Which deconvolution tool should you trust?
The problem. Spot-based assays like Visium capture several cells per spot, so nearly every downstream question depends on deconvolution — estimating the cell-type mixture inside each spot from a single-cell reference. There are a dozen methods and strong opinions; this paper asks which actually hold up, and when.

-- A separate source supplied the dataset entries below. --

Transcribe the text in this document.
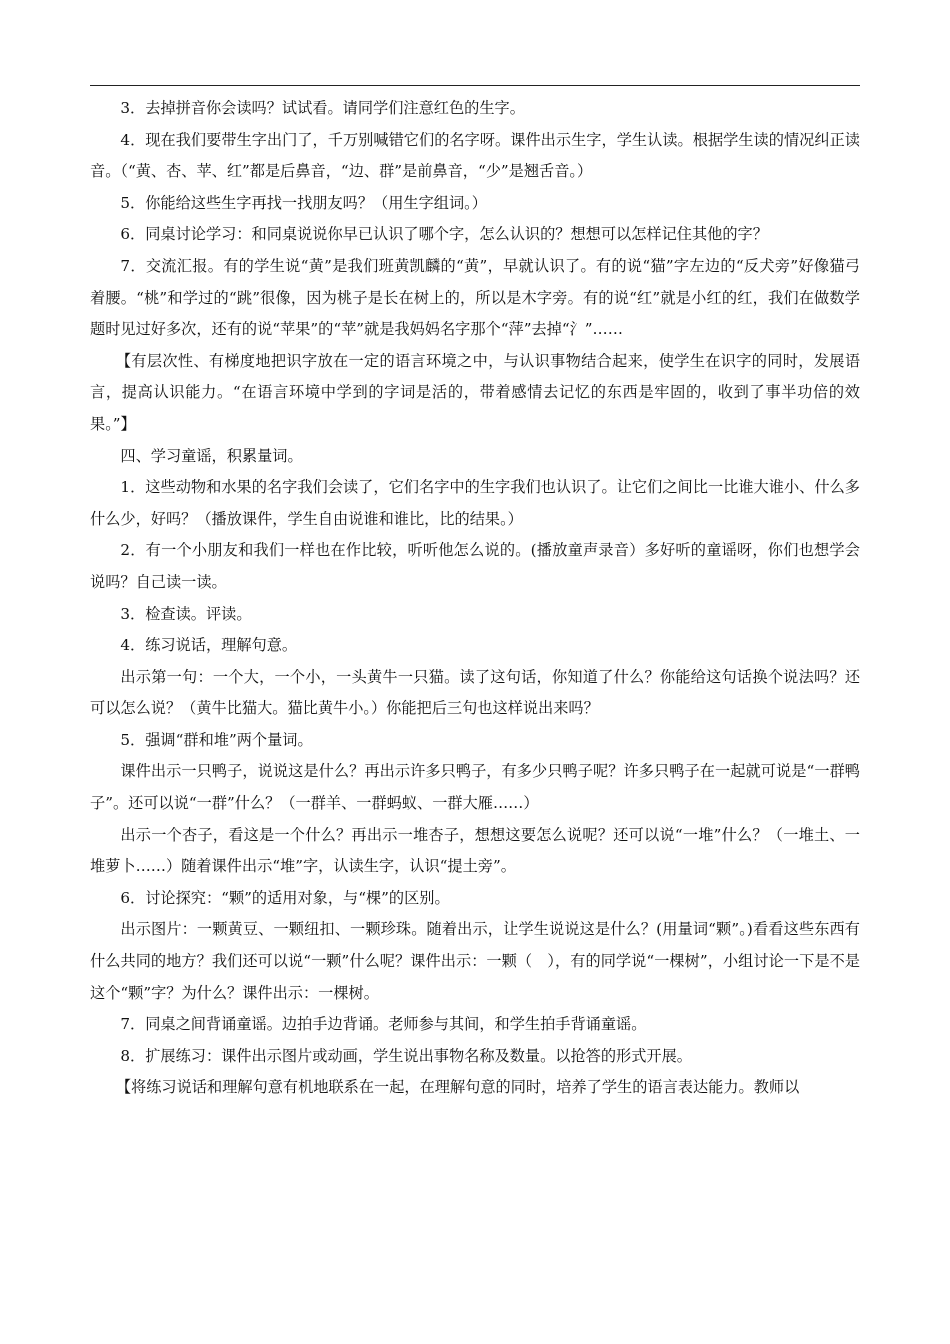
3．去掉拼音你会读吗？试试看。请同学们注意红色的生字。

4．现在我们要带生字出门了，千万别喊错它们的名字呀。课件出示生字，学生认读。根据学生读的情况纠正读音。（“黄、杏、苹、红”都是后鼻音，“边、群”是前鼻音，“少”是翘舌音。）

5．你能给这些生字再找一找朋友吗？（用生字组词。）

6．同桌讨论学习：和同桌说说你早已认识了哪个字，怎么认识的？想想可以怎样记住其他的字？

7．交流汇报。有的学生说“黄”是我们班黄凯麟的“黄”，早就认识了。有的说“猫”字左边的“反犬旁”好像猫弓着腰。“桃”和学过的“跳”很像，因为桃子是长在树上的，所以是木字旁。有的说“红”就是小红的红，我们在做数学题时见过好多次，还有的说“苹果”的“苹”就是我妈妈名字那个“萍”去掉“氵”……

【有层次性、有梯度地把识字放在一定的语言环境之中，与认识事物结合起来，使学生在识字的同时，发展语言，提高认识能力。“在语言环境中学到的字词是活的，带着感情去记忆的东西是牢固的，收到了事半功倍的效果。”】

四、学习童谣，积累量词。

1．这些动物和水果的名字我们会读了，它们名字中的生字我们也认识了。让它们之间比一比谁大谁小、什么多什么少，好吗？（播放课件，学生自由说谁和谁比，比的结果。）

2．有一个小朋友和我们一样也在作比较，听听他怎么说的。(播放童声录音）多好听的童谣呀，你们也想学会说吗？自己读一读。

3．检查读。评读。

4．练习说话，理解句意。

出示第一句：一个大，一个小，一头黄牛一只猫。读了这句话，你知道了什么？你能给这句话换个说法吗？还可以怎么说？（黄牛比猫大。猫比黄牛小。）你能把后三句也这样说出来吗？

5．强调“群和堆”两个量词。

课件出示一只鸭子，说说这是什么？再出示许多只鸭子，有多少只鸭子呢？许多只鸭子在一起就可说是“一群鸭子”。还可以说“一群”什么？（一群羊、一群蚂蚁、一群大雁……）

出示一个杏子，看这是一个什么？再出示一堆杏子，想想这要怎么说呢？还可以说“一堆”什么？（一堆土、一堆萝卜……）随着课件出示“堆”字，认读生字，认识“提土旁”。

6．讨论探究：“颗”的适用对象，与“棵”的区别。

出示图片：一颗黄豆、一颗纽扣、一颗珍珠。随着出示，让学生说说这是什么？(用量词“颗”。)看看这些东西有什么共同的地方？我们还可以说“一颗”什么呢？课件出示：一颗（　），有的同学说“一棵树”，小组讨论一下是不是这个“颗”字？为什么？课件出示：一棵树。

7．同桌之间背诵童谣。边拍手边背诵。老师参与其间，和学生拍手背诵童谣。

8．扩展练习：课件出示图片或动画，学生说出事物名称及数量。以抢答的形式开展。

【将练习说话和理解句意有机地联系在一起，在理解句意的同时，培养了学生的语言表达能力。教师以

The idea. A systematic benchmark of spatial-deconvolution methods across simulated and real datasets, scoring accuracy against known or reference-derived mixtures and varying the conditions that matter — reference quality, number of cell types, spot resolution, and platform. The recurring result behind the field’s folk wisdom is that a handful of methods (notably cell2location, RCTD, and CARD) tend to lead, but the more useful contribution is the practical guidelines: which method to reach for given your reference, resolution, and tissue.
Why it matters. Deconvolution is the single most load-bearing step for spot assays, so a standards-minded facility prizes exactly this kind of method-evaluation — not “here’s a new tool” but “here’s which existing tool to trust, and under what conditions.” Being able to point to a benchmark rather than a preference is the difference between an opinion and a recommendation, and it’s the same evaluation discipline I’d apply to any pipeline component.
Verdict. The strongest kind of paper for practical work: it evaluates rather than advocates, and gives conditional guidance instead of a single winner. The honest caveat is that benchmark rankings depend on the simulation and reference choices, and imaging assays (single-cell resolution) shift the problem from deconvolution to segmentation. Read it as the decision guide for Visium-style data, paired with the cell2location and RCTD method papers.